PetroDollar (XPD) saw a massive near-100 percent pop after the “real” petro was launched. Other scams later popped up claiming to be the real thing, each with varying degrees of success. Meanwhile, the public had to sift through a maze of fake addresses and several un-related tokens.

That series of snafu-ridden events does not inspire much trust—something that’s especially critical for a commodity-backed token.

Related: Why The Crypto Market Has Lagged In 2018

Commodity-backed cryptos have failed to take off as expected, mainly due to trust issues. Venezuela might own the world’s largest oil reserves but nobody’s even sure whether the government will keep its word and actually maintain the necessary reserves to backstop the petro.

It’s an all-too familiar theme, with the USD-pegged tether a constant source of conspiracy theories because nobody is sure whether Tether Ltd actually maintains an amount of dollars that corresponds to tethers issued.
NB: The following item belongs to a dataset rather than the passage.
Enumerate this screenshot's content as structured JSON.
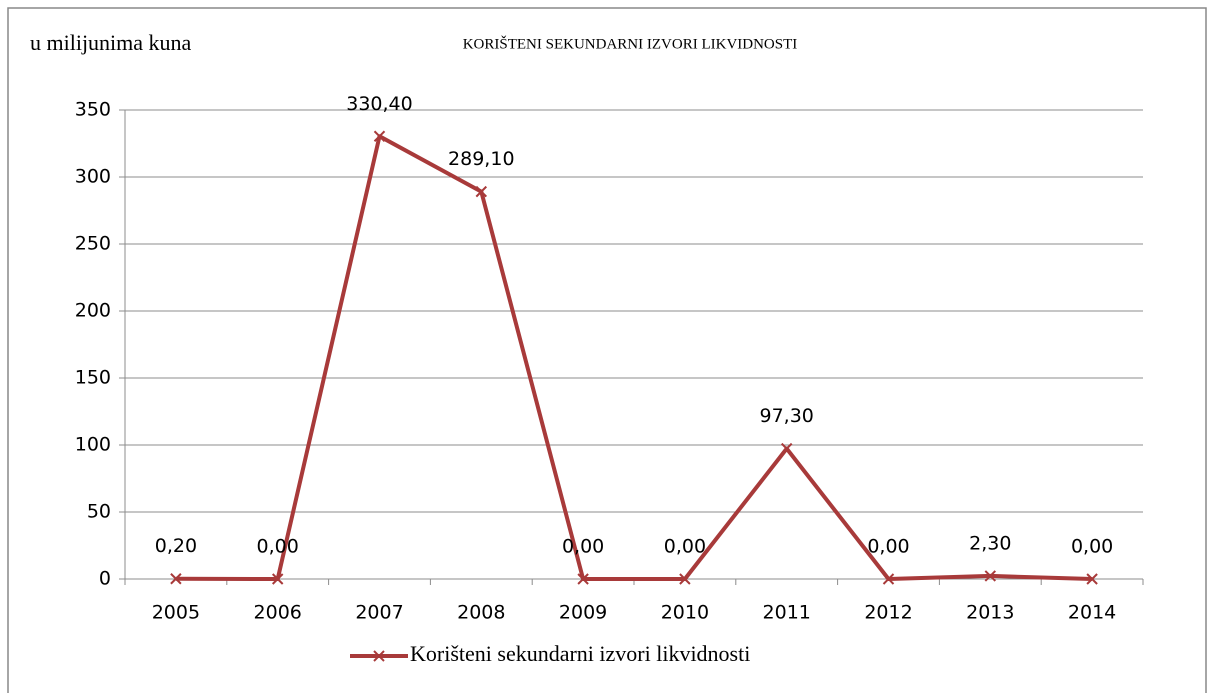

An accounting firm by the name Friedman LLP tried to establish a tether audit trail but that ended up getting nowhere. Other commodity-backed cryptos including BitUSD and NuBit have also failed to gain traction.

It’s going to be interesting to see if the public will finally accept the first government-issued cryptocurrency. But as things stand right now the odds appears stacked against Venezuela’s petro.